Asked about the various schemes and initiatives apparently championed by broadcasters over the years, Murray was scathing: “I think they are as useful as a condom in a convent.”

She added: “I have been doing this for 20 years, I have seen you at many panels, I have been in the audience, on the stage, and I can’t believe we are still doing it.

“It is the same questions and it goes back to the same answer: fear. It is like: just do it, just book disabled people, just use us, whether it is behind the screen or on the screen.

“We are all mature enough and have our shit together enough to do a job. We wouldn’t ask to work in an industry that we couldn’t cope in.”


Quotas: for and against

The case for

Adam Hills: ‘If we didn’t have a quota, how many disabled people would have worked behind the scenes at the Games in Rio?

‘Quotas are a pain in the arse but, if your disability is going to hold you back when you go into an interview, we may need them.’

The case against

Deborah Williams: ‘I am against quotas because implementing them is difficult. Each of the five broadcasters in the UK has a dif­ferent approach.… Some people do have quotas. For them, it works.

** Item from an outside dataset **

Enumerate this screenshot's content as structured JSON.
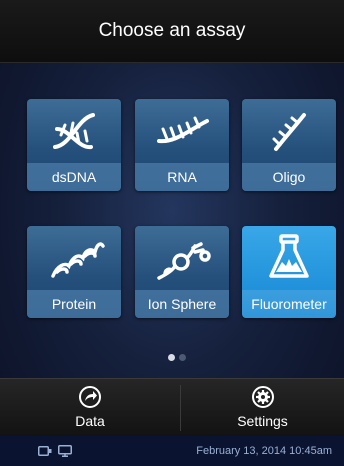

‘But most quotas are set at entry level. What do you do when you get to senior management? What do you do when you get to executive producers? What do you do in production companies?

‘I prefer the long-term goal of changing the way that the industry works, including a change in working practices.’

The experience

Rosie Jones: ‘I’m very pro schemes. I started in TV in 2011 because of a scheme and that meant that I could leapfrog over being a runner, which was great because I’m crap at running. But you do not want me to make you a cup of tea.’


On its own, one leg isn’t funny


Alex Brooker, Josh Widdicombe and Adam Hills

Adam Hills, presenter of Channel 4’s The Last Leg, recalled how, working as a newbie stand-up comedian in his native Australia, he was told by a veteran performer to hide his disability.

‘I had just started doing paid gigs and I remember doing a joke about my foot,’ he said. ‘One of the older comics took me aside and said, “You’re not good enough to talk about your foot yet. If you talk about your foot now, you are going to be the guy with one leg, that’s all people are going to want you to talk about.”’

Hills then spent 13 years on the comedy circuit avoiding jokes relating to his foot. It was not until 2001 that he felt his comedy chops were good enough to mine material from the disability.

Two things happened: Hills was nominated for the Perrier Awards in Edinburgh and an incident at airport security, in the wake of 9/11, persuaded him that having a prosthetic lower leg was good for his act.

Hills said: ‘I was going through Heathrow three days after 11 September and people were freaked out about my foot, because it would set off metal detectors.

‘A security guard came over and I explained it was a prosthetic leg. He shat himself and said: “It’s all right, mate, go straight through.”

‘It was the look on his face: “I don’t care if a plane comes down, I don’t want to offend a spastic.”

‘That punchline is the reason that I started talking about my prosthetic on stage.

‘The only hurdle I found was that there were some audience members who’d been following me for years and they were angry that I had never talked about it before…

‘In a way, for me, it’s become my little secret weapon I can whip out when I need to.’

‘Where have all the disabled people gone?’ was an RTS early-evening event held at Channel 4 in central London on 10 April. The producers were Dan Brooke and Jonathan Simon.